Journal of the Austrian Association for American Studies (Jun 2022)
'When you look at a calf, what do you see?'
Abstract
For a popular, mass media text, Paramount's hit television show Yellowstone (2018–) packs quite a punch. It renders visible in a mass-mediated, synecdochial format the latent and ongoing effects that settler colonialism and its entanglements with the necrotic logic of capitalism have on lifeworlds in the contemporary West.
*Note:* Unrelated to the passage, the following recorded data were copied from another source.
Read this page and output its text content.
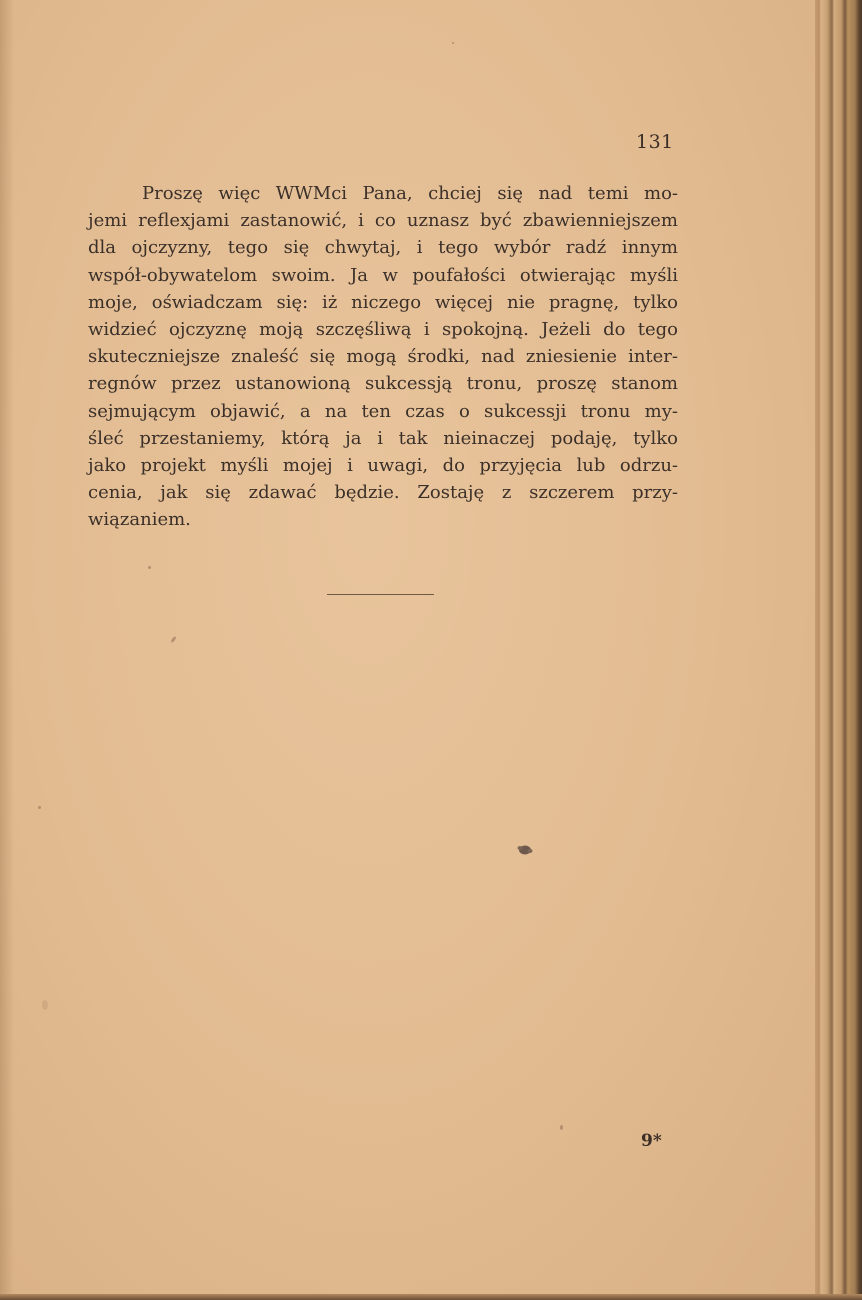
131

Proszę więc WWMci Pana, chciej się nad temi mo-
jemi reflexjami zastanowić, i co uznasz być zbawienniejszem
dla ojczyzny, tego się chwytaj, i tego wybór radź innym
współ-obywatelom swoim. Ja w poufałości otwierając myśli
moje, oświadczam się: iż niczego więcej nie pragnę, tylko
widzieć ojczyznę moją szczęśliwą i spokojną. Jeżeli do tego
skuteczniejsze znaleść się mogą środki, nad zniesienie inter-
regnów przez ustanowioną sukcessją tronu, proszę stanom
sejmującym objawić, a na ten czas o sukcessji tronu my-
śleć przestaniemy, którą ja i tak nieinaczej podaję, tylko
jako projekt myśli mojej i uwagi, do przyjęcia lub odrzu-
cenia, jak się zdawać będzie. Zostaję z szczerem przy-
wiązaniem.

9*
By making a traditionally privileged place—a multigenerational cattle ranch—the principal target of intrusive, increasingly powerful agents of big non-agricultural capital, who are portrayed as a threat to the local and regional polity and the social fabric of the rural West, Yellowstone says something tangible and pertinent about the fastest growing region in the United States, and the massive changes in land use and land development that have registered in the past two and a half decades. This article pursues a goal that is twofold. Firstly, it will map the Trans-Mississippi West as an entrepreneurial habitat where the agents of settler colonialism initiated patterns that continue to undergird land ownership, land development, and land use policies in the contemporary West. Secondly, I will read and explicate how Yellowstone remediates New/Post-West scholarship—the work of social historians and cultural geographers in particular—with a seemingly didactic zeal. Ultimately, this yields a rather sober(ing) view of entrepreneurism in that its frequently quoted Schumpeterian definition—creative destruction—amounts to an ideological position that can only ever produce formations of violence, be they physical, psychological, epistemic, symbolic, and/or ecological.